6. USS United States became the CSS Confederate States.

The United States cut its teeth in the Quasi-War with France, protecting American merchant shipping in the Caribbean and taking French prizes. Refitted in 1810 and placed under Decatur’s command, it won her most famous victory on Oct. 25, 1812, battering HMS Macedonian into surrender. It was one of the early single-ship wins over the Royal Navy that electrified American opinion during the War of 1812. After the war, United States served in a more workhorse role, patrolling the Mediterranean, later flying the broad pennant as flagship of the Pacific Squadron, then joining the Africa Squadron to help suppress the transatlantic slave trade.

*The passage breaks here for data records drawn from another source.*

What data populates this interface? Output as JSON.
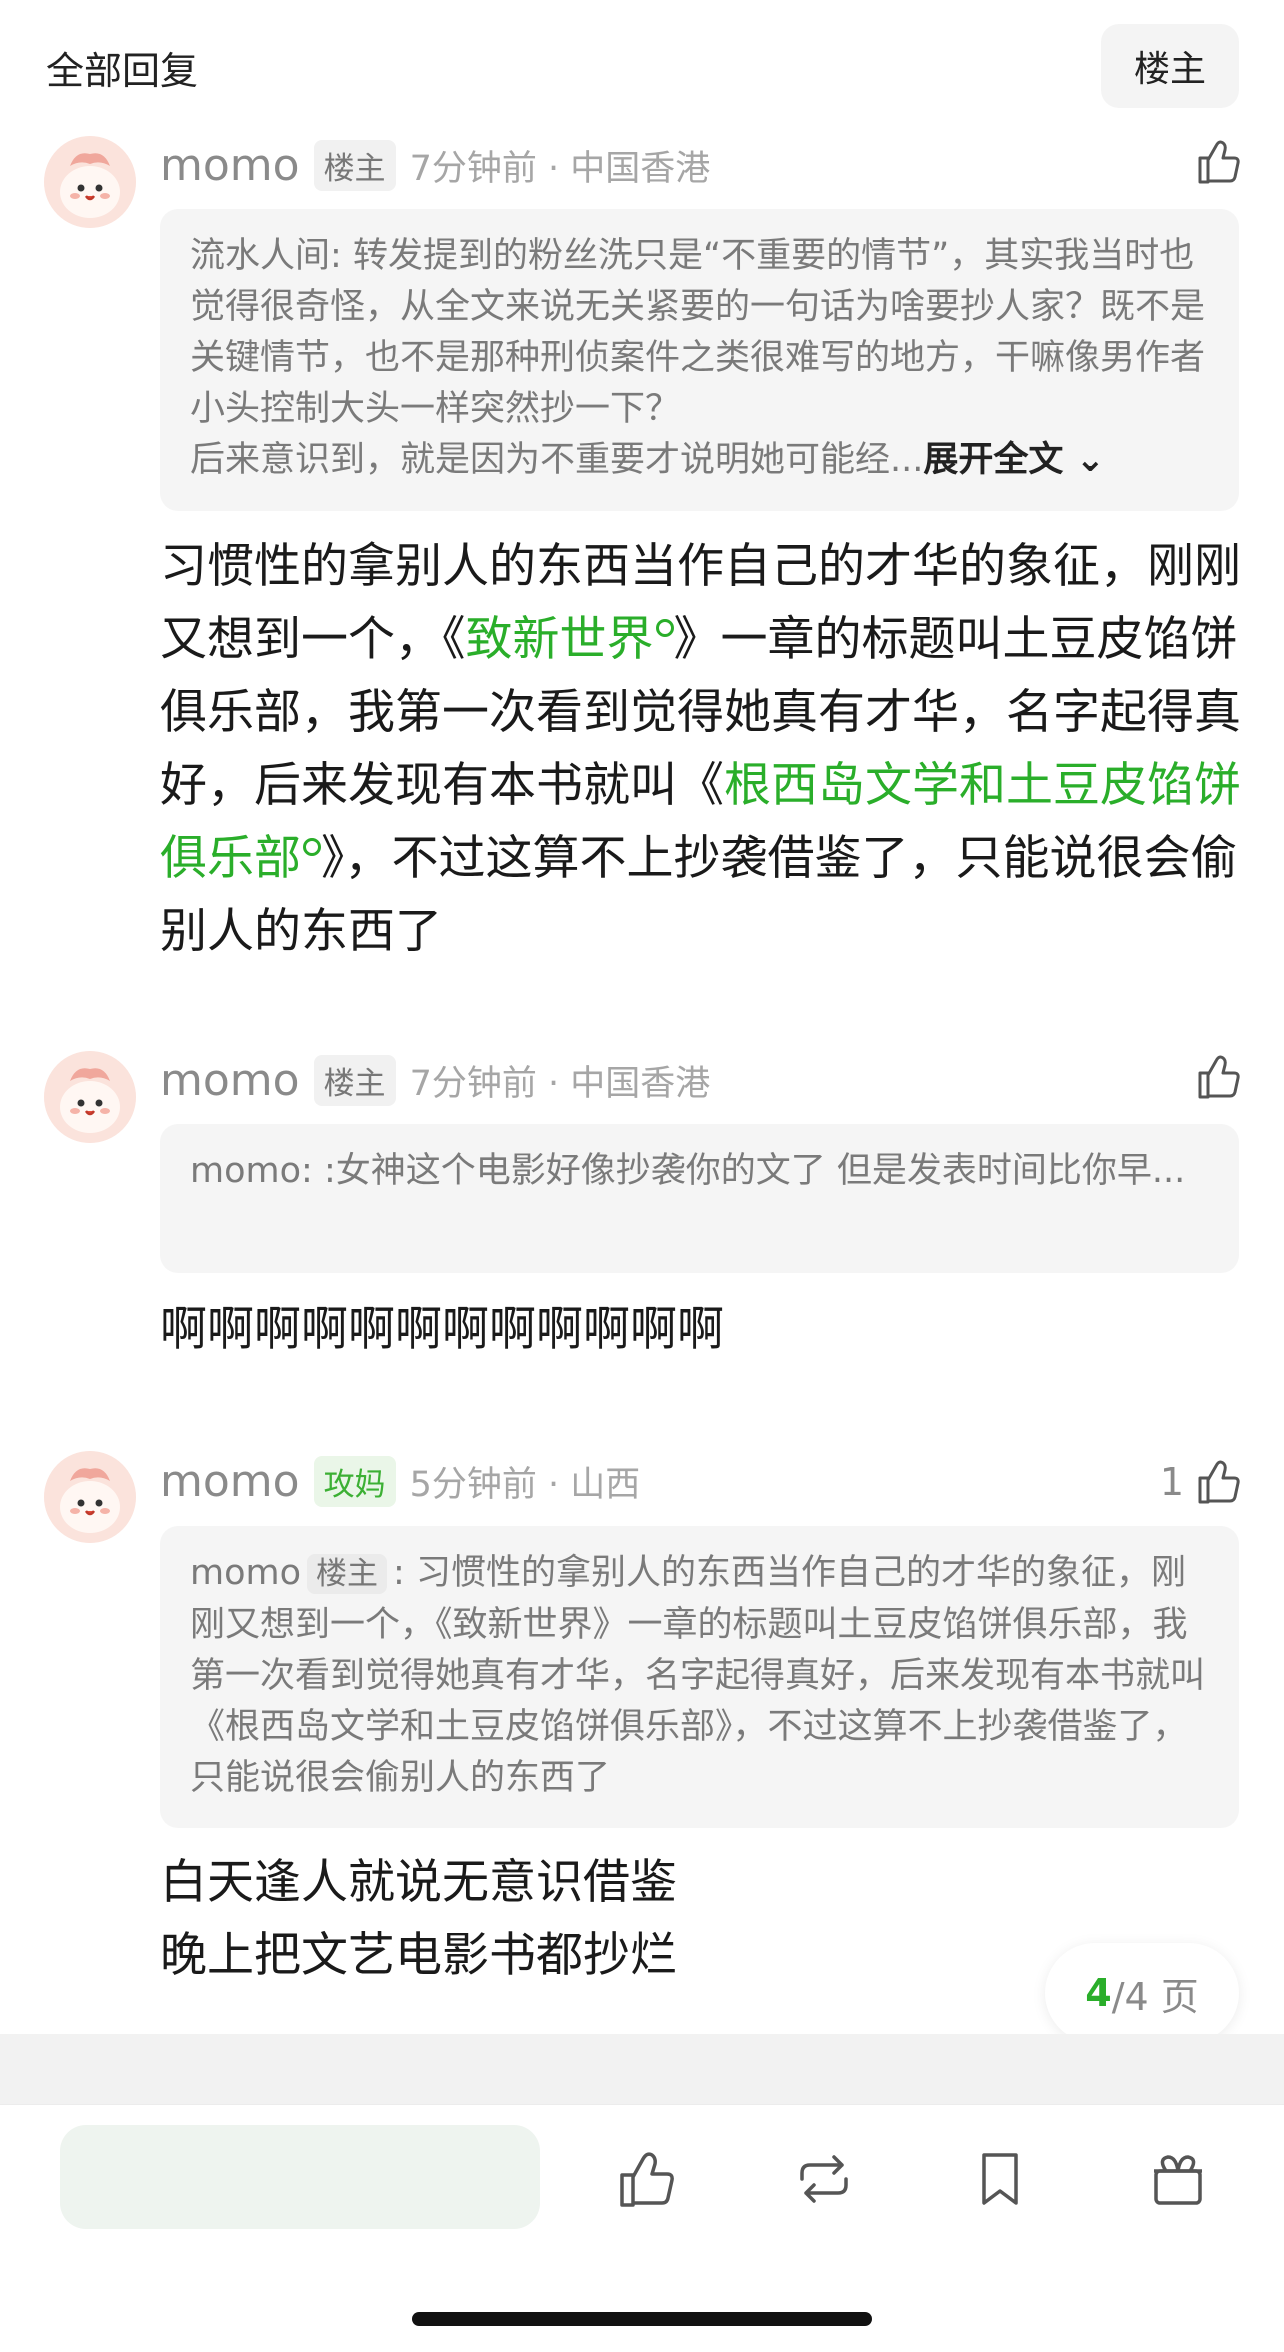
{
  "header": {
    "title": "全部回复",
    "floor_button": "楼主"
  },
  "comments": [
    {
      "username": "momo",
      "badge": "楼主",
      "time_location": "7分钟前 · 中国香港",
      "likes": "",
      "quote": {
        "author": "流水人间",
        "text": "转发提到的粉丝洗只是“不重要的情节”，其实我当时也觉得很奇怪，从全文来说无关紧要的一句话为啥要抄人家？既不是关键情节，也不是那种刑侦案件之类很难写的地方，干嘛像男作者小头控制大头一样突然抄一下？",
        "text2": "后来意识到，就是因为不重要才说明她可能经...",
        "expand": "展开全文"
      },
      "body": {
        "p1": "习惯性的拿别人的东西当作自己的才华的象征，刚刚又想到一个，《",
        "link1": "致新世界",
        "p2": "》一章的标题叫土豆皮馅饼俱乐部，我第一次看到觉得她真有才华，名字起得真好，后来发现有本书就叫《",
        "link2": "根西岛文学和土豆皮馅饼俱乐部",
        "p3": "》，不过这算不上抄袭借鉴了，只能说很会偷别人的东西了"
      }
    },
    {
      "username": "momo",
      "badge": "楼主",
      "time_location": "7分钟前 · 中国香港",
      "likes": "",
      "quote": {
        "author": "momo",
        "text": ":女神这个电影好像抄袭你的文了 但是发表时间比你早..."
      },
      "body": {
        "text": "啊啊啊啊啊啊啊啊啊啊啊啊"
      }
    },
    {
      "username": "momo",
      "badge": "攻妈",
      "time_location": "5分钟前 · 山西",
      "likes": "1",
      "quote": {
        "author": "momo",
        "author_badge": "楼主",
        "text": "习惯性的拿别人的东西当作自己的才华的象征，刚刚又想到一个，《致新世界》一章的标题叫土豆皮馅饼俱乐部，我第一次看到觉得她真有才华，名字起得真好，后来发现有本书就叫《根西岛文学和土豆皮馅饼俱乐部》，不过这算不上抄袭借鉴了，只能说很会偷别人的东西了"
      },
      "body": {
        "line1": "白天逢人就说无意识借鉴",
        "line2": "晚上把文艺电影书都抄烂"
      }
    }
  ],
  "pagination": {
    "current": "4",
    "total": "/4 页"
  },
  "toolbar": {
    "icons": [
      "like-icon",
      "repost-icon",
      "bookmark-icon",
      "gift-icon"
    ]
  },
  "colors": {
    "accent_green": "#2aae2a",
    "badge_grey": "#f1f1f1",
    "quote_bg": "#f5f5f5"
  }
}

By the eve of the Civil War, the old frigate was worn out and decommissioned, lying in ordinary at Norfolk Navy Yard as one of only two surviving original frigates. When Virginia and the Confederacy seized the yard in April 1861, they salvaged the hulk, refitted it just enough to use as a receiving ship, and commissioned it as CSS United States (often called CSS Confederate States). As Union troops closed in on Norfolk in 1862, the rebels ordered it sunk in the Elizabeth River as an obstruction. After the yard was retaken, the U.S. Navy raised the hull but never tried to restore it to service. Instead, it sat in the yard until the war’s end, when it was finally broken up in 1865 and its timbers sold.